For Indian textile sector the situation has been compounded by the demonetisation move which led to a severe cash crunch, particularly among industrial units, forcing them to scale down production and consequently sales due to falling demand operations of knitwear units in Tirupur and fabric units in Maharashtra have been badly hit, as reported earlier in those columns. The situation has not changed any for the better. The only consolation is that India has fared better on the export front than the total exports to the US by all countries (including India). Total exports to the US declined by 6.25 per cent, whereas India’s exports fell by 0.77 per cent only. It is also satisfying that exports of countries such as Mexico and Honduras are down, despite the duty – free concession available to them in the US. Another country which also gets this relief is El Salvador which has been able to post a negligible growth of 0.50 per cent during the period under review.

The data reveals that China’s T and C exports declined by 10.97 per cent, much higher than those of India during the period under review. In value terms India’s exports declined from $5,618 mn to $5,575.85 mn while China’s exports came down from $33,051 mn to $29,424 mn. Vietnam, which has facilities for setting up large scale units to achieve economies of scale, could move up its export growth by just 0.01 per cent Bangladesh, a least developed country, posted a 0.32 per cent increase.

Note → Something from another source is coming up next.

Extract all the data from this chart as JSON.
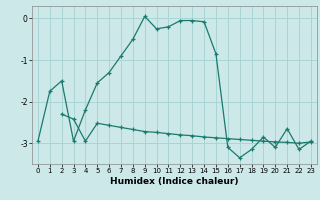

As regards apparel (the most important item in the India’s textiles export basket) exports declined by 0.08 per cent, which is negligible China’s exports saw a huge fall of 8.64 per cent. Vietnam was able to record a 1.64 per cent growth, a small one. India’s exports came down from $2,878.78 mn to $2,876.69 mn, while China’s exports fell from $23,263 mn to $21,283 mn.

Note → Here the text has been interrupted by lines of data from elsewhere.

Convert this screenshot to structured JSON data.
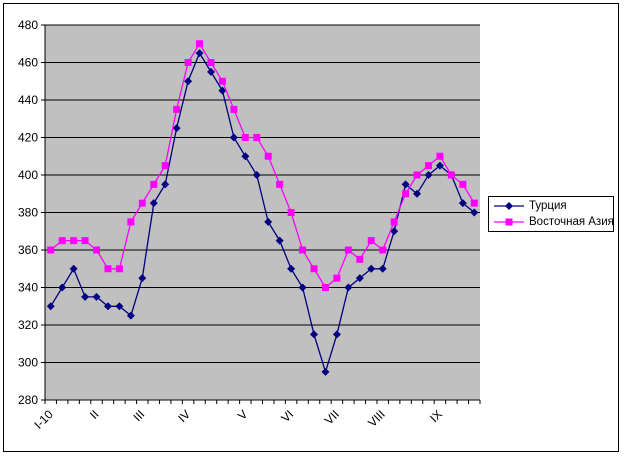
{
  "chart_data": {
    "type": "line",
    "title": "",
    "x_labels": [
      "I-10",
      "II",
      "III",
      "IV",
      "V",
      "VI",
      "VII",
      "VIII",
      "IX"
    ],
    "x_label_point_indices": [
      0,
      4,
      8,
      12,
      17,
      21,
      25,
      29,
      34
    ],
    "n_points": 38,
    "ylim": [
      280,
      480
    ],
    "y_tick_step": 20,
    "y_ticks": [
      280,
      300,
      320,
      340,
      360,
      380,
      400,
      420,
      440,
      460,
      480
    ],
    "grid": true,
    "plot_bg_color": "#C0C0C0",
    "axis_color": "#000000",
    "text_color": "#000000",
    "legend_position": "right",
    "series": [
      {
        "name": "Турция",
        "slug": "turkey",
        "color": "#000080",
        "marker": "diamond",
        "values": [
          330,
          340,
          350,
          335,
          335,
          330,
          330,
          325,
          345,
          385,
          395,
          425,
          450,
          465,
          455,
          445,
          420,
          410,
          400,
          375,
          365,
          350,
          340,
          315,
          295,
          315,
          340,
          345,
          350,
          350,
          370,
          395,
          390,
          400,
          405,
          400,
          385,
          380
        ]
      },
      {
        "name": "Восточная Азия",
        "slug": "east-asia",
        "color": "#FF00FF",
        "marker": "square",
        "values": [
          360,
          365,
          365,
          365,
          360,
          350,
          350,
          375,
          385,
          395,
          405,
          435,
          460,
          470,
          460,
          450,
          435,
          420,
          420,
          410,
          395,
          380,
          360,
          350,
          340,
          345,
          360,
          355,
          365,
          360,
          375,
          390,
          400,
          405,
          410,
          400,
          395,
          385
        ]
      }
    ]
  }
}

In respect of non-apparel, that is yarn, fabrics and made-ups, the picture is disappointing. India’s exports were down by 1.49 per cent, from $2,740.18 mn to $2,699.26 mn. China’s exports fell sharply by 16.53 per cent, from $9788.67 mn to $8171.07 mn. Vietnam’s exports saw a huge decline of 23.23 per cent.

Now compare exports in 2015 over 2014. The data shows that India’s T and C exports rose from $6,717 mn to $7,270 mn. The increase is huge. China also upped its exports substantially, from $41,820 mn to $43,219 mn in this period. Same is the case with Vietnam and Bangladesh the former from $9,955 mn to $11,289 mn to and the latter from $5,004 mn to $5,602 mn.

India has big stakes in the US and the EU, which together account for about 65 per cent of this country’s total textiles exports. But the import duties applied by them are high enough – 15 to 32 per cent in the US and 12 per cent in the EU. India operates on a rate of 10 per cent. There is also a difference between the average industrial tariffs and tariffs levied on exports of interest to the Third world. In the US, the average tariff ranges from 3 per cent to 12 per cent on garments and from 15-32 per cent on other textile products, In the EU, the average is around 3 per cent and 12 per cent on garments whereas the average in India is between 7 and 8 per cent. For some products, the tariffs have been bound at 20 per cent and 35 per cent.

Meanwhile, there are expectations of that the global economic recovery will be strengthened in 2017 because of growth in emerging and developing economies, which still account for a substantial share in global economic growth. This is despite the projection of uneven economic growth across countries as well as weaker compared to last three years. Increased net capital outflows from emerging markets could lead to further depreciation of their currencies, eventually triggering balance sheet effects. Global economic growth was projected out 3.1 per cent in 2016.

India’s real GDP growth (at constant prices) is estimated at 7.6 per cent in 2015-16 compared to 7.1 in the preceding year. India has made striking progress in its contribution to the GDP growth in Purchasing Power Party (PPP) terms. India’s contribution to global growth in PPP terms increased from an average of 8.3 per cent during 2001 – 2007 to 14.4 per cent in 2014. India’s share in world GDP has increased from an average by 7.1 per cent between 2014 and 2015 in current PPP terms.